– Живём в разных комнатах. Разных мирах. Она давно перестала искать меня. А я – её. Просто дышим рядом. Иногда это проще, чем начинать сначала.
Мелисса тихо выдохнула.
– Я боюсь, что никогда не смогу жить «рядом». Только «вместе» или «врозь».
– Это страшнее. Но честнее.
Она кивнула. Потом вдруг:
– А почему вы пришли в тот день?
– Какой?
– Когда мы встретились в кафе.
Он посмотрел на неё. Долго.
– Потому что чувствовал, что кто-то придёт, кому нужно будет молчание. И чай.
Они снова замолчали. На этот раз – без необходимости что-то заполнять.
– Мне кажется, я нашла свою трещину в этом городе, – сказала она.
– Ты – не трещина, Мелисса. Ты – шов. Ты соединяешь что-то, что давно разорвано.
Она откинулась на спинку стула. Смотрела в мутное стекло, за которым начинал загораться вечерний город. Фонари, тени, уличные голоса.
– У тебя есть место, куда ты уходишь, когда всё слишком?
– Да. Эта скамейка.
– Можно мне её «одолжить», если что?
– Она теперь и твоя тоже.
Он сказал это, не улыбаясь. Не торопясь. Как будто передавал нечто важное.
На прощание он просто коснулся её локтя.
– Завтра – снова чай?
– Обязательно, – ответила она.
И, уходя, вдруг подумала: впервые за долгое время ей не хотелось исчезнуть.

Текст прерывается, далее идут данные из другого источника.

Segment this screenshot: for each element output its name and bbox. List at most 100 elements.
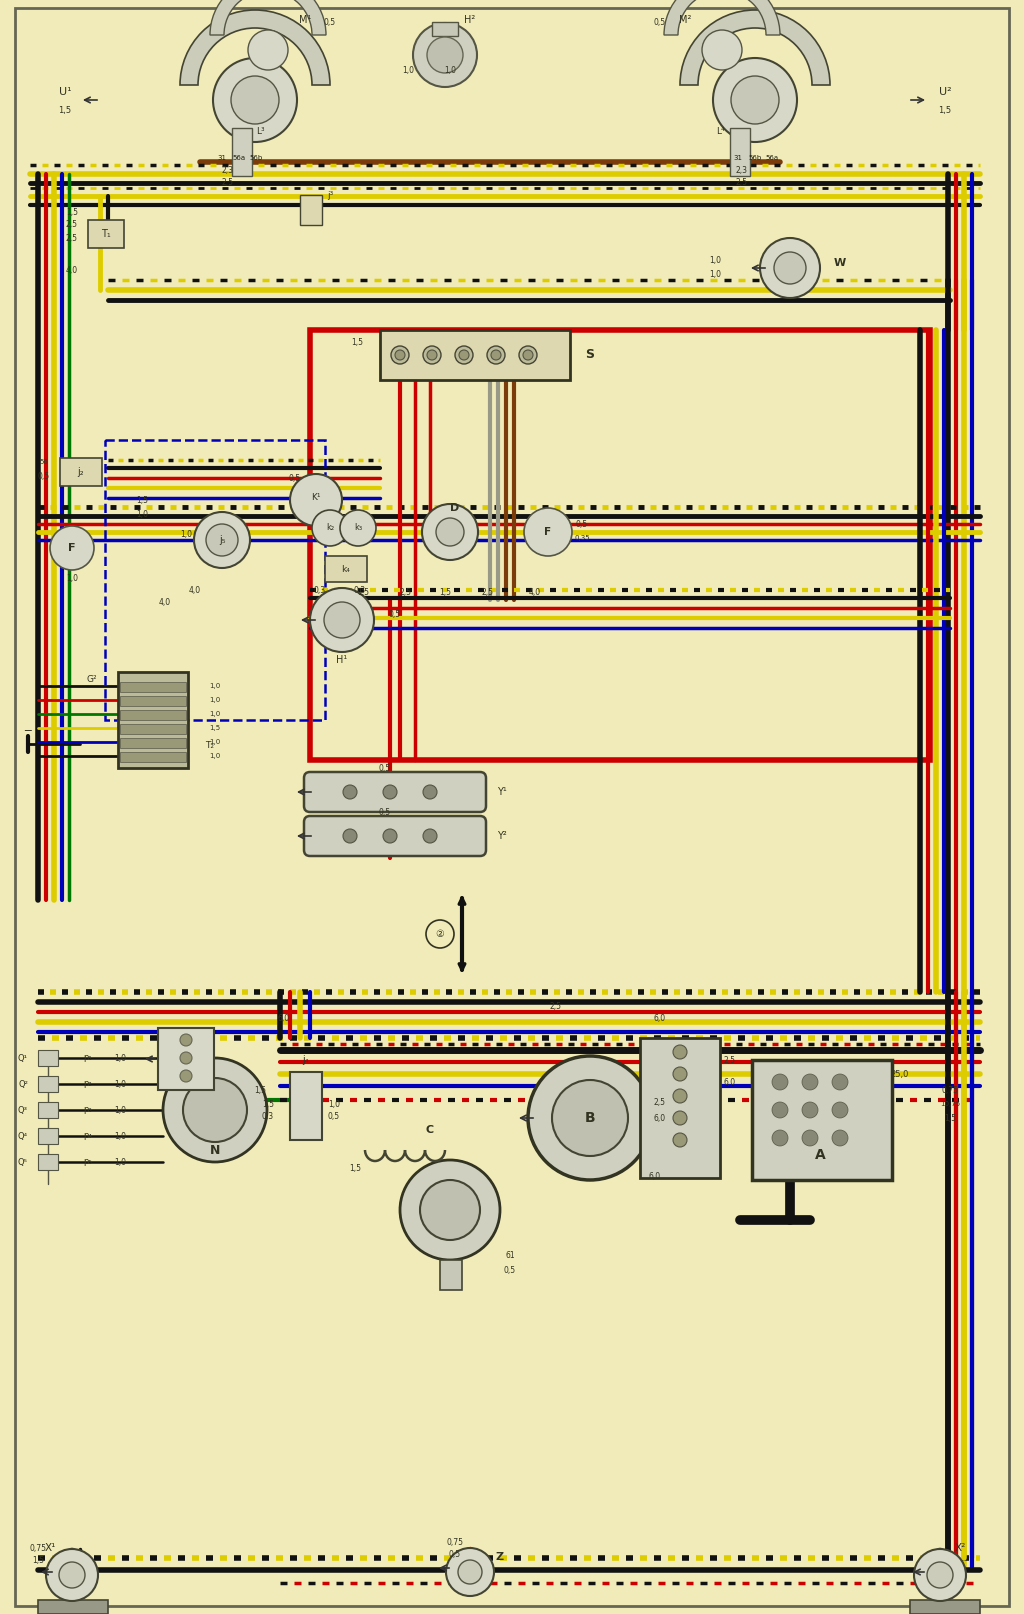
Text: 6,0: 6,0 <box>654 1114 666 1122</box>
Text: 4,0: 4,0 <box>529 587 541 597</box>
Text: Y¹: Y¹ <box>497 788 507 797</box>
Circle shape <box>422 504 478 560</box>
Text: p₂: p₂ <box>84 1080 92 1088</box>
Circle shape <box>248 31 288 69</box>
Text: 31: 31 <box>733 155 742 161</box>
Bar <box>38 1102 58 1119</box>
Circle shape <box>455 345 473 365</box>
Text: 2,5: 2,5 <box>549 1002 561 1010</box>
Circle shape <box>459 350 469 360</box>
Circle shape <box>446 1548 494 1596</box>
Circle shape <box>183 1078 247 1143</box>
Text: X¹: X¹ <box>44 1543 55 1553</box>
Text: 2,5: 2,5 <box>736 178 748 187</box>
Circle shape <box>206 525 238 555</box>
Text: 1,0: 1,0 <box>209 697 220 704</box>
Text: Q⁴: Q⁴ <box>17 1131 28 1141</box>
Text: 1,5: 1,5 <box>32 1556 44 1564</box>
Text: 0,3: 0,3 <box>314 586 326 594</box>
Circle shape <box>213 58 297 142</box>
Text: 4,0: 4,0 <box>159 597 171 607</box>
Text: 2,5: 2,5 <box>66 220 78 229</box>
Bar <box>38 1077 58 1093</box>
Text: F: F <box>69 542 76 554</box>
Text: T₁: T₁ <box>101 229 111 239</box>
Circle shape <box>310 587 374 652</box>
Circle shape <box>340 510 376 546</box>
Text: j₄: j₄ <box>303 1056 309 1065</box>
Text: D: D <box>451 504 460 513</box>
Bar <box>232 128 252 176</box>
Bar <box>120 696 186 705</box>
Bar <box>910 1599 980 1614</box>
Circle shape <box>423 784 437 799</box>
Circle shape <box>831 1130 848 1146</box>
Circle shape <box>831 1102 848 1119</box>
Text: 2,3: 2,3 <box>222 166 234 174</box>
Text: 2,5: 2,5 <box>222 178 234 187</box>
Circle shape <box>914 1549 966 1601</box>
Text: F: F <box>545 528 552 537</box>
Text: Y²: Y² <box>497 831 507 841</box>
Circle shape <box>772 1073 788 1089</box>
Text: K¹: K¹ <box>311 494 321 502</box>
Bar <box>730 128 750 176</box>
Circle shape <box>427 350 437 360</box>
Text: 2,5: 2,5 <box>66 234 78 242</box>
Bar <box>310 329 930 760</box>
Text: 0,5: 0,5 <box>328 1112 340 1120</box>
Bar <box>38 1051 58 1065</box>
Text: C: C <box>426 1125 434 1135</box>
Circle shape <box>343 830 357 843</box>
Text: W: W <box>834 258 846 268</box>
Text: 0,35: 0,35 <box>574 534 590 541</box>
Text: ②: ② <box>435 930 444 939</box>
Text: 0,75: 0,75 <box>30 1543 46 1553</box>
Text: p₅: p₅ <box>84 1157 92 1167</box>
Text: 4,0: 4,0 <box>189 586 201 594</box>
Circle shape <box>831 1073 848 1089</box>
Bar <box>440 1261 462 1290</box>
Text: 0,5: 0,5 <box>389 610 401 618</box>
Circle shape <box>324 602 360 638</box>
Text: 56a: 56a <box>765 155 778 161</box>
Text: 0,5: 0,5 <box>38 471 50 481</box>
Text: 0,5: 0,5 <box>654 18 666 26</box>
Circle shape <box>194 512 250 568</box>
Text: p₄: p₄ <box>84 1131 92 1141</box>
Text: S: S <box>586 349 595 362</box>
Text: 1,5: 1,5 <box>58 105 72 115</box>
Circle shape <box>772 1130 788 1146</box>
Wedge shape <box>180 10 330 86</box>
Bar <box>290 1072 322 1139</box>
Bar <box>120 683 186 692</box>
Text: p₃: p₃ <box>84 1106 92 1115</box>
Text: Q³: Q³ <box>18 1106 28 1115</box>
Text: 1,0: 1,0 <box>114 1106 126 1115</box>
Text: 1,5: 1,5 <box>349 1164 361 1172</box>
Bar <box>60 458 102 486</box>
Text: Q¹: Q¹ <box>18 1054 28 1062</box>
Text: Z: Z <box>496 1553 504 1562</box>
FancyBboxPatch shape <box>304 817 486 855</box>
Text: U²: U² <box>939 87 951 97</box>
Circle shape <box>552 1080 628 1156</box>
Circle shape <box>673 1110 687 1125</box>
Bar <box>120 710 186 720</box>
Circle shape <box>673 1067 687 1081</box>
Circle shape <box>423 345 441 365</box>
Circle shape <box>231 76 279 124</box>
Text: Q⁵: Q⁵ <box>18 1157 28 1167</box>
Text: p₁: p₁ <box>84 1054 92 1062</box>
Circle shape <box>523 350 534 360</box>
Text: 1,5: 1,5 <box>938 105 951 115</box>
Text: M²: M² <box>679 15 691 24</box>
Circle shape <box>427 37 463 73</box>
Text: 0,75: 0,75 <box>941 1086 958 1094</box>
Text: 0,5: 0,5 <box>289 473 301 483</box>
Text: 2,5: 2,5 <box>481 587 493 597</box>
Bar <box>120 752 186 762</box>
Text: 1,5: 1,5 <box>262 1099 274 1109</box>
Text: 1,5: 1,5 <box>357 587 369 597</box>
Text: 1,0: 1,0 <box>180 529 193 539</box>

На следующее утро Мелисса проснулась рано. В комнате было прохладно, за окном по-прежнему слышались крики чаек. Стамбул дышал неспокойно – как человек, которому снится слишком реальный сон.
Она оделась без особого усилия: в любимый свободный кардиган, потёртые джинсы, волосы – собрала в низкий пучок. Ни капли косметики. В этот день она хотела быть настоящей до самого основания.
Кафе уже ждало её.
И он тоже.
Гёкхан сидел за столиком, привычно уткнувшись в телефон. Но как только она подошла, положил его экраном вниз.
– Доброе утро, – сказала она.
– Сегодня ты пахнешь дождём, – ответил он.
– А ты – как старая книга. В которой много закладок.
Он кивнул, усмехнувшись.
– Мне нравятся люди, которые читают между строк.
Они молча ждали чай. Рядом у витрины женщина ругалась с официантом из-за перепутанного заказа. За стеклом кто-то играл на сазе – рвано, но с душой. В кафе, несмотря на шум, было уютно.
– Вчера вечером я долго думала, – сказала Мелисса, когда им подали чай.
– И что решила?
– Что устала быть поверхностной. Я слишком часто адаптируюсь. Примеряю чужую энергию. А потом не могу вспомнить, какая я на самом деле.
Он слушал. Внимательно. Не перебивая.
– Меня всё время как будто немного нет, – продолжила она. – Как будто я привидение, которое просит разрешения быть. Даже в любви. Даже в семье.
– А сейчас? Ты здесь?
Она посмотрела на него. И впервые не испугалась вопроса.
– Да. Впервые за долгое время – да.
Он молча протянул ей чай.
– Тогда запомни этот вкус. Это будет вкус твоего настоящего.
Мелисса сделала глоток. Было горько. Терпко. Но как будто в самый раз.
– А ты, Гёкхан? – спросила она. – У тебя тоже был момент, когда ты понял: «я здесь»?
Он посмотрел в окно, будто пытаясь найти нужные слова между облаками.
– Был. Это было после смерти отца. Я не плакал. Ни слезы. Только сел на лодку и ушёл в море. И там, среди воды, меня впервые охватил страх: что если я – никто? Что если я просто продолжаю то, что было начато до меня? Без воли, без смысла.
– И что случилось потом?
– Повернул обратно. Вернулся. Посадил дерево. Назвал его в честь отца. И пообещал: теперь я сам себе имя.
Она не знала, что сказать. Только почувствовала, как внутри что-то оседает – в хорошие, надёжные слои.
– Ты очень… настоящий, – сказала она.
– Ты просто слишком давно не встречала настоящих.
Они снова замолчали. Но это молчание было другим. Уже не неловким. Почти родным.